Alih-alih diproses, Roland dan Harun justru mendapatkan promosi. Kapolri, Jenderal (Pol) Tito Karnavian pada Maret lalu mengangkat AKBP Roland Ronaldy sebagai Kapolres Cirebon Kota, Jawa Barat. Sementara, Kompol Harun diberikan tempat yang tinggi di Direktorat Kriminal Khusus di Polda Metro Jaya per Oktober 2017. 

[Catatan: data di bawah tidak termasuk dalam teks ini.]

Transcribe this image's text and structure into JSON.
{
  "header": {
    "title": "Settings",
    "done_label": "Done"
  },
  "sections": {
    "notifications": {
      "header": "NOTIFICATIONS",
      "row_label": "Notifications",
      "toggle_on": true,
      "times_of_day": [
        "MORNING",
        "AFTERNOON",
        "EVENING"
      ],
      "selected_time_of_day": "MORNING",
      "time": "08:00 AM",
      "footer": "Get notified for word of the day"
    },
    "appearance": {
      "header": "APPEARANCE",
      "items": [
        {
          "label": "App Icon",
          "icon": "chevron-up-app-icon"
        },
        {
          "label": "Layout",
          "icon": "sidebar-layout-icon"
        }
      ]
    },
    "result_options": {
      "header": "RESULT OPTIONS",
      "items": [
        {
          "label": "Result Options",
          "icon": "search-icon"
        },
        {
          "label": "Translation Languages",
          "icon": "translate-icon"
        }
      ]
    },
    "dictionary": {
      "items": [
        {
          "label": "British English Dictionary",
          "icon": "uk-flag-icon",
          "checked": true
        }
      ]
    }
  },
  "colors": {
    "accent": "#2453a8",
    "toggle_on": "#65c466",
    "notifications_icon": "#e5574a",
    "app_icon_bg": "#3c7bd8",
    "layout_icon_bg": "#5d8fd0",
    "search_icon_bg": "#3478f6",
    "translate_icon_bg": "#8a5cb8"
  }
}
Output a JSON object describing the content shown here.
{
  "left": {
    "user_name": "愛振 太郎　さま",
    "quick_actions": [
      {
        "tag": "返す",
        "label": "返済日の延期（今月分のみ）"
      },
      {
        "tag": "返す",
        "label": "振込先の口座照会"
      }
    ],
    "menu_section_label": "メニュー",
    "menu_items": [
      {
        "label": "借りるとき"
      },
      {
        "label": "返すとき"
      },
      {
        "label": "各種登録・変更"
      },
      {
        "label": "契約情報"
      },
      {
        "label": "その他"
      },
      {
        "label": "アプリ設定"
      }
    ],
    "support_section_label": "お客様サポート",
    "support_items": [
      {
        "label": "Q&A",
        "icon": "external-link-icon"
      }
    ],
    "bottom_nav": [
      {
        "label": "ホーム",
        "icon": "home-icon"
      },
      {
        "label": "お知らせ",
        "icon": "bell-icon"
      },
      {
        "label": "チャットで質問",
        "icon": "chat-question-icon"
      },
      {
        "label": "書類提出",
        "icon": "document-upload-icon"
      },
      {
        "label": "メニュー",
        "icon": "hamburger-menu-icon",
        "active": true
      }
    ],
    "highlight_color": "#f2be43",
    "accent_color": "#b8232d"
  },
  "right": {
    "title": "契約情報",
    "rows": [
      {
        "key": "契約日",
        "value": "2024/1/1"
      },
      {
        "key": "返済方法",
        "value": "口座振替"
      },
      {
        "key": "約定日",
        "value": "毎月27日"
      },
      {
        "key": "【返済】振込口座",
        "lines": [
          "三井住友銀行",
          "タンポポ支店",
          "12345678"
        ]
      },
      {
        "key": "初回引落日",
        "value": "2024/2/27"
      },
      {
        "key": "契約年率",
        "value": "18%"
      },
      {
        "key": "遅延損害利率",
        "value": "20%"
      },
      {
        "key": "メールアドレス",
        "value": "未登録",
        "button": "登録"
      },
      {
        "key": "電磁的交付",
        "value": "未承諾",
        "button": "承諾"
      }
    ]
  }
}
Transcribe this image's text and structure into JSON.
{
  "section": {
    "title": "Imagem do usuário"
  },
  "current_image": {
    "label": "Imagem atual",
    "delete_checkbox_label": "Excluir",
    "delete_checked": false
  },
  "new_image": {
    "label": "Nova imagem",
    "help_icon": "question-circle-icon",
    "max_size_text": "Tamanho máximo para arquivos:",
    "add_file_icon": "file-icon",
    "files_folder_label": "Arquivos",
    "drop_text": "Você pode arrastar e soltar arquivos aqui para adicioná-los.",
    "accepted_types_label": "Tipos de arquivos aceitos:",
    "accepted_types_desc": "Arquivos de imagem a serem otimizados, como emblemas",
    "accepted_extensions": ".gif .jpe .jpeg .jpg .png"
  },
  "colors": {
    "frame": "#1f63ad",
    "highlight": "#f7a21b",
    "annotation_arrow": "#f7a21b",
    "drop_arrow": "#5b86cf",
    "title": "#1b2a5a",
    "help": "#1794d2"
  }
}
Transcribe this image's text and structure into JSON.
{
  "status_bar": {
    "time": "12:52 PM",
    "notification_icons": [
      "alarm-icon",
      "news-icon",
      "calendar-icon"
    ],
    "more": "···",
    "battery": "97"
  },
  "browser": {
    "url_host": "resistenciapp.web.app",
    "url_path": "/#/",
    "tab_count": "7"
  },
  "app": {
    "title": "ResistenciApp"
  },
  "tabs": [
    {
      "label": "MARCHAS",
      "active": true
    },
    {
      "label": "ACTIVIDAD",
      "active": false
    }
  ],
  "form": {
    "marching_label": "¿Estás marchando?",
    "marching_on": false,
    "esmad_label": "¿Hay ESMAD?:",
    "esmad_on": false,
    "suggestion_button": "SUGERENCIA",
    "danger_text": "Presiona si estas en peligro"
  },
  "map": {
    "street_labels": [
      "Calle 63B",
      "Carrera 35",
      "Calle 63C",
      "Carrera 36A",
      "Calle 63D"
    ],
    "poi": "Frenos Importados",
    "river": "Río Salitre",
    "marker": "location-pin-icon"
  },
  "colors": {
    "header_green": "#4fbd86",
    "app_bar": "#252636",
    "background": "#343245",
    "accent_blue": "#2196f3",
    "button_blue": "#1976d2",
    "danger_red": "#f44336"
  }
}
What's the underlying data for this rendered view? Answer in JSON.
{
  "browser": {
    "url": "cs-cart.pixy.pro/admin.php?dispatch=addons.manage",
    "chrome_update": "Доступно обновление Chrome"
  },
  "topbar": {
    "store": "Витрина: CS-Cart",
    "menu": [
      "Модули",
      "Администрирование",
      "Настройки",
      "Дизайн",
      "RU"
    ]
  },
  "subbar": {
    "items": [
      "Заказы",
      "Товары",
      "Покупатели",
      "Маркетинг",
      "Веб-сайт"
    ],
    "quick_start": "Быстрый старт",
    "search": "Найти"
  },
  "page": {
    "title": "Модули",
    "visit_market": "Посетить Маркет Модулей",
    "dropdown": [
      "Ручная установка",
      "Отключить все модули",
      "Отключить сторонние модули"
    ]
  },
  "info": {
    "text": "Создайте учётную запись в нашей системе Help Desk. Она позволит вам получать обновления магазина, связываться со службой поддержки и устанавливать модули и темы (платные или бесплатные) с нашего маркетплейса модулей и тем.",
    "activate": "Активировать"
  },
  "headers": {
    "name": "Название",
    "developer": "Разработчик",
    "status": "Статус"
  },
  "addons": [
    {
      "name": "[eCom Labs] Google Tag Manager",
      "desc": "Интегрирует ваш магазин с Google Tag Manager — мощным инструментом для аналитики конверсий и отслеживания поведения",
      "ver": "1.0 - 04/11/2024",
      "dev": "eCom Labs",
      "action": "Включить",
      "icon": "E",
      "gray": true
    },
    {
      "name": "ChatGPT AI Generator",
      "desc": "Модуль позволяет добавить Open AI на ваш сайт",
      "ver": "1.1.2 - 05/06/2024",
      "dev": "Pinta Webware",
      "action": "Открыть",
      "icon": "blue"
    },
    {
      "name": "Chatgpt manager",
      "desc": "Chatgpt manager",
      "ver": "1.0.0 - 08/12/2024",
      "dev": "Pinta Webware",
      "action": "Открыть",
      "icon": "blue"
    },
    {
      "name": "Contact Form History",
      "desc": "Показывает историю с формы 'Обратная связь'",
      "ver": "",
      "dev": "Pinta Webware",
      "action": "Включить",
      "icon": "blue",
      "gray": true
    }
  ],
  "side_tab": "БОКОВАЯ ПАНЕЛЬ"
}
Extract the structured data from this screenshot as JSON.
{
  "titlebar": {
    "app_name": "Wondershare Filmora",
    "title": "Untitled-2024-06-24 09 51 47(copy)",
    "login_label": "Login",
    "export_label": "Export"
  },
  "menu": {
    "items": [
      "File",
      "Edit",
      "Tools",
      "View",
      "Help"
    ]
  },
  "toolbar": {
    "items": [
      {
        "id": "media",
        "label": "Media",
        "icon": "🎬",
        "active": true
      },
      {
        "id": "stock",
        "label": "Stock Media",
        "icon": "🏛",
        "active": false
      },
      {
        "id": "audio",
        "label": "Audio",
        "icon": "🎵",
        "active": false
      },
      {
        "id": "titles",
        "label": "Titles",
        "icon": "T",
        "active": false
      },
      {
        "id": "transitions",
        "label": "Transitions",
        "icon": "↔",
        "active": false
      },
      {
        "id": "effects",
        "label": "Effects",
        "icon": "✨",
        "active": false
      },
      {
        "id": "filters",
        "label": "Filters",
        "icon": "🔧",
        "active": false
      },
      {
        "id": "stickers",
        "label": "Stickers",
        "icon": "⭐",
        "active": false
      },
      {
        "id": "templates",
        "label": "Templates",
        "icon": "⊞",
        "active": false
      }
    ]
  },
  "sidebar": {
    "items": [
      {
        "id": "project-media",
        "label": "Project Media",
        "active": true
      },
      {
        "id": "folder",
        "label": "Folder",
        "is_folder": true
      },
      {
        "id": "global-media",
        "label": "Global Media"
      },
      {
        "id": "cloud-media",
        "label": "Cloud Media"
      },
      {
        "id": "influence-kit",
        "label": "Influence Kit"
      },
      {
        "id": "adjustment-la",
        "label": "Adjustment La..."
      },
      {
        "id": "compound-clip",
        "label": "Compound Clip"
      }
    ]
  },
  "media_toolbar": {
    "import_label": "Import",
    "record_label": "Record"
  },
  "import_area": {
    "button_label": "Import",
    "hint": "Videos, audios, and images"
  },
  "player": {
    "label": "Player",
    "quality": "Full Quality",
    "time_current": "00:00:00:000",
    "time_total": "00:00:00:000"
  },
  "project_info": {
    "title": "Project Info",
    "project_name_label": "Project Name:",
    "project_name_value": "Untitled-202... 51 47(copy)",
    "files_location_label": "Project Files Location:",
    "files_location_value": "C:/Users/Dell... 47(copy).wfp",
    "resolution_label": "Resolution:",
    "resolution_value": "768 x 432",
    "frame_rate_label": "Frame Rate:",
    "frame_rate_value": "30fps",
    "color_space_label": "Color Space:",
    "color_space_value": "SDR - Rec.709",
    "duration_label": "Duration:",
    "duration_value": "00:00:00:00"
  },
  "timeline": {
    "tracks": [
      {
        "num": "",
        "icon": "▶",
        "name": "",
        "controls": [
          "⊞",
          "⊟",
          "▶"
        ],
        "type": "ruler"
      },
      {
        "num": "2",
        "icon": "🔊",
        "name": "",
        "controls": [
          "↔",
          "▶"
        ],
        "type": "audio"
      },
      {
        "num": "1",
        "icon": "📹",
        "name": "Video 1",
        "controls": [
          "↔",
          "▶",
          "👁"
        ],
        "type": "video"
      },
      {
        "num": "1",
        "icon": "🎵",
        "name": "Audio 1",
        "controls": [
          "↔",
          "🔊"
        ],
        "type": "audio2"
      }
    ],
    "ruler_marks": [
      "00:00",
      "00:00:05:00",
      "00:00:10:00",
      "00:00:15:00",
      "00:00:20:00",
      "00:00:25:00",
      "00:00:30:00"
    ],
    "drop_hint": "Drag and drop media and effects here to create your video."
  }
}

4. Nama Tito Karnavian disebut menerima uang suap sebanyak Rp 8 miliar

KPK Tidak Bisa Tindak Lanjuti Kasus Dugaan Aliran Dana Suap ke Kapolri(Syafruddin bersama Tito Karnavian) ANTARA FOTO/Puspa Perwitasari

Dalam perkara pemberian uang suap dari pengusaha Basuki Hariman, penyidik KPK Surya Tarmiani merenceng 68 transaksi keuangan dari buku dengan sampul warna merah itu. Puluhan transaksi itu terjadi pada periode Desember 2015 hingga Desember 2016. 

Namun, yang mengalir ke mantan hakim MK, Patrialis Akbar, hanya satu, yakni melalui orang dekatnya yang bernama Kamaludin. Setelah dikelompokan, ternyata ada aliran dana yang diduga diberikan untuk Tito Karnavian. 

"Tanggal 2016 19/1, beli USD 71.840 x 13.920 untuk Kapolda. Kredit 1.000.000.000-- Merupakan pemberian uang kepada Kapolda Tito Karnavian yang diantarkan Basuki Hariman," demikian tertulis dalam BAP yang dibuat Surya Tarmiani, 9 Maret 2017 seperti dikutip dari laman KBR. 

Dari setoran-setoran dan BAP tersebut, nama yang diduga Tito Karnavian tertulis sedikitnya 8 kali menerima uang. Totalnya mencapai sekitar Rp 8 miliar. Dana tersebut diantar langsung oleh pengusaha Basuki Hariman. 

5. Mabes Polri membantah Tito Karnavian menerima aliran uang suap

KPK Tidak Bisa Tindak Lanjuti Kasus Dugaan Aliran Dana Suap ke KapolriKapolri Jenderal Pol Tito Karnavian (kanan) didampingi Wakapolri Komjen Pol Syafruddin (kiri) (ANTARA FOTO/Puspa Perwitasari)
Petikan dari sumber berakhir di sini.